# Mass of a Cannonball

An educational, fair use website

Bibliographic Entry Result
(w/surrounding text)
Standardized
Result
Serway, Raymond A. College Physics. Seventh ed. Pacific Grove, CA: Thomson-Brooks/Cole, 2006. "The cannon fires a 200-kg projectile at a velocity of 125 m/s directed 45.0° above the horizontal." 200kg
Rittgers, Sarah J. "Guns and Ammunition - Artillery." The New Book of Knowledge. Danbury, Connecticut: Grolier, 2003. 424. "One famous cannon, called Dulle Griete (Dutch for 'Mad Margaret'), had bore of 33 inches (84 centimeters) and fired a 600-pound (270-kilogram) stone ball." 270kg
British Cannonball Sizes.
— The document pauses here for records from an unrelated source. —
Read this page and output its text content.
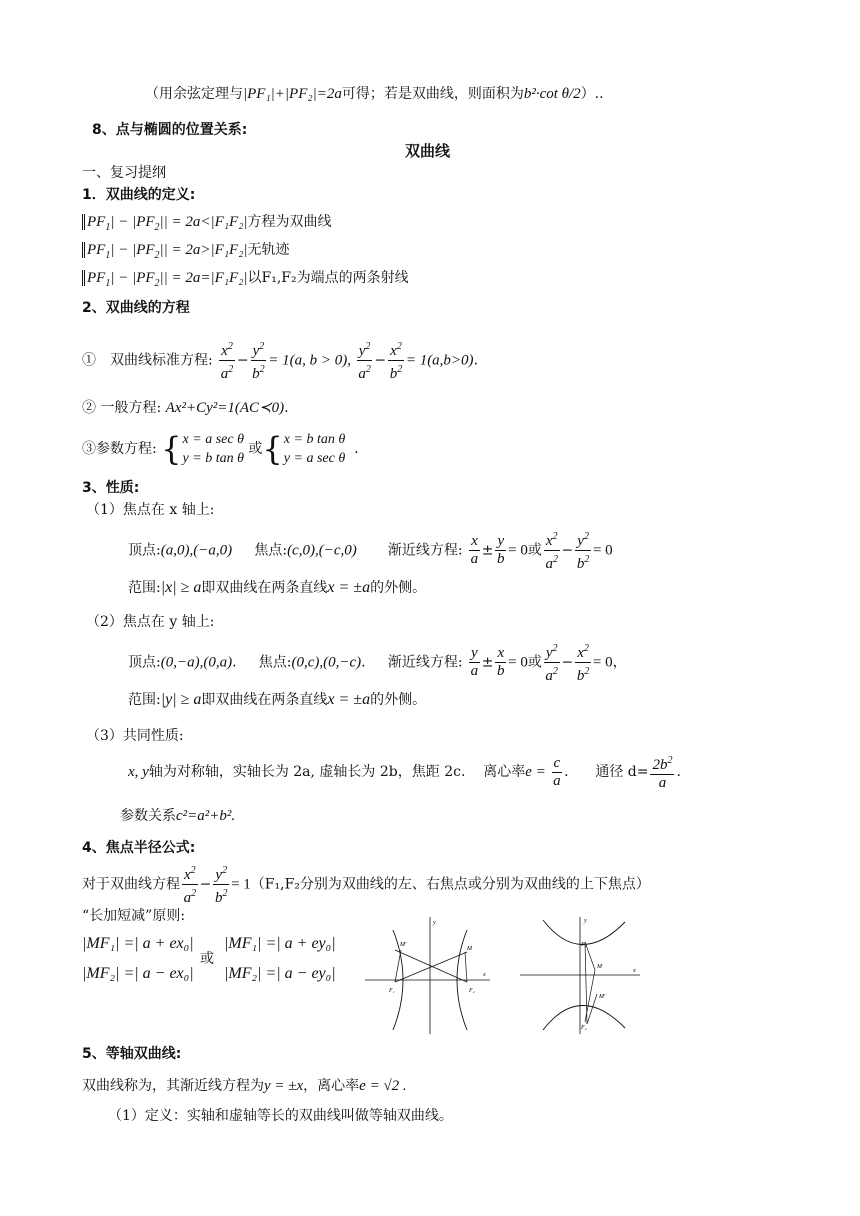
（用余弦定理与|PF₁|+|PF₂|=2a可得；若是双曲线，则面积为b²·cot θ/2）..
8、点与椭圆的位置关系:
双曲线
一、复习提纲
1．双曲线的定义:
$PF_1| - |PF_2|| = 2a<|F_1F_2|$方程为双曲线
$PF_1| - |PF_2|| = 2a>|F_1F_2|$无轨迹
$PF_1| - |PF_2|| = 2a=|F_1F_2|$以F₁,F₂为端点的两条射线
2、双曲线的方程
①　双曲线标准方程: $\frac{x^2}{a^2} - \frac{y^2}{b^2} = 1(a$, b > 0), $\frac{y^2}{a^2} - \frac{x^2}{b^2} = 1(a,b>0)$.
② 一般方程: Ax²+Cy²=1(AC≺0).
③参数方程: { x = a sec θ
y = b tan θ
或{ x = b tan θ
y = a sec θ
.
3、性质:
（1）焦点在 x 轴上:
顶点:(a,0),(−a,0) 焦点:(c,0),(−c,0) 渐近线方程: $\frac{x}{a} \pm \frac{y}{b} = 0$或 $\frac{x^2}{a^2} - \frac{y^2}{b^2} = 0$
范围:|x| ≥ a即双曲线在两条直线x = ±a的外侧。
（2）焦点在 y 轴上:
顶点:(0,−a),(0,a).     焦点:(0,c),(0,−c).     渐近线方程: $\frac{y}{a} \pm \frac{x}{b} = 0$或 $\frac{y^2}{a^2} - \frac{x^2}{b^2} = 0$，
范围:|y| ≥ a即双曲线在两条直线x = ±a的外侧。
（3）共同性质:
x, y轴为对称轴，实轴长为 2a, 虚轴长为 2b，焦距 2c. 离心率$e = \frac{c}{a}$ .      通径 $d= \frac{2b^2}{a}$ .
参数关系c²=a²+b².
4、焦点半径公式:
对于双曲线方程 $\frac{x^2}{a^2} - \frac{y^2}{b^2} = 1(F_1,F_2$分别为双曲线的左、右焦点或分别为双曲线的上下焦点）
“长加短减”原则:
|MF₁| =| a + ex₀|
|MF₂| =| a − ex₀|
或
|MF₁| =| a + ey₀|
|MF₂| =| a − ey₀|
y
x
M′
M
F₁	F₂
y
x
F₁
M
M′
F₂
5、等轴双曲线:
双曲线称为，其渐近线方程为y = ±x，离心率e = √2 .
（1）定义：实轴和虚轴等长的双曲线叫做等轴双曲线。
Arc Miscellany. 25 May 2009. "Borgard is credited with standardising on the cannonball weights of 4lb, 6lb, 9lb, 12lb, 18lb, 24lb, 32lb, and 42lb (where 'lb' denotes pounds 1lb = 0.45kg). [See table below.]" 1.8kg-19.1kg
Richard Symonds, Charles Edward Long, British Museum. Diary of the Marches of the Royal Army during the Great Civil War. Printed for the Camden Society, 1859. 57. "This day wee mainteyned in all parts what wee had gott in the night, many of the enemies great shott of 9lb. being shot at our men." 4.1kg
Weapons of the American Civil War. The American Civil War Home Page. 16 February 2002. "Almost all Civil War cannon were muzzle loading; breech-loading models, such as the British 12-pounder rifled Armstrong and Whitworth cannon, were generally unreliable and awkward." 5.4kg

A cannon ball is a missile, usually round and made of iron or steel, designed to be fired from a cannon. The cannon is said to be invented by a German monk, Berthold Schwarz, in the early 14th century. The earliest cannon was first fired using stones or metal balls. But soon it was made of iron.

The mass of a cannon ball depends on the material it was made of and the size of the ball. Because a cannon ball is a sphere, the size of it is its volume

V = 4/3πr3

Then using density of iron, 0.2841 lb/in3, we can find the mass. Mass is equal to density multiplied by volume

m = DV

Then substituting the equation

m = D * 4/3πr3

In the 18th century, Albert Borgard, in charge of the Royal Ordnance made the British standardized the weight of cannon balls to be the following:

Mass of Iron Sphere
(lb)
Diameter
(in)
4 2.99
6 3.43
9 3.93
12 4.32
18 4.95
24 5.44
32 5.99
42 6.56

These were considered standardized because the diameter of each would be close to next half inch, i.e. 4 lb was 3 inches in diameter, 6 lb was 3.5 inches in diameter, 9 lb was 4 inches in diameter and so on.

The mass of the cannonball can range from 1kilogram to 300 kilograms depending on the era it was in and what it was used for. Beginning from the early 14th century, it was the heaviest (to destroy fortifications), and the through the years, the ball for smaller and lighter (to have better aim and shoot further distance). During the civil war, the average cannonball size was 12lb or 5.4kg.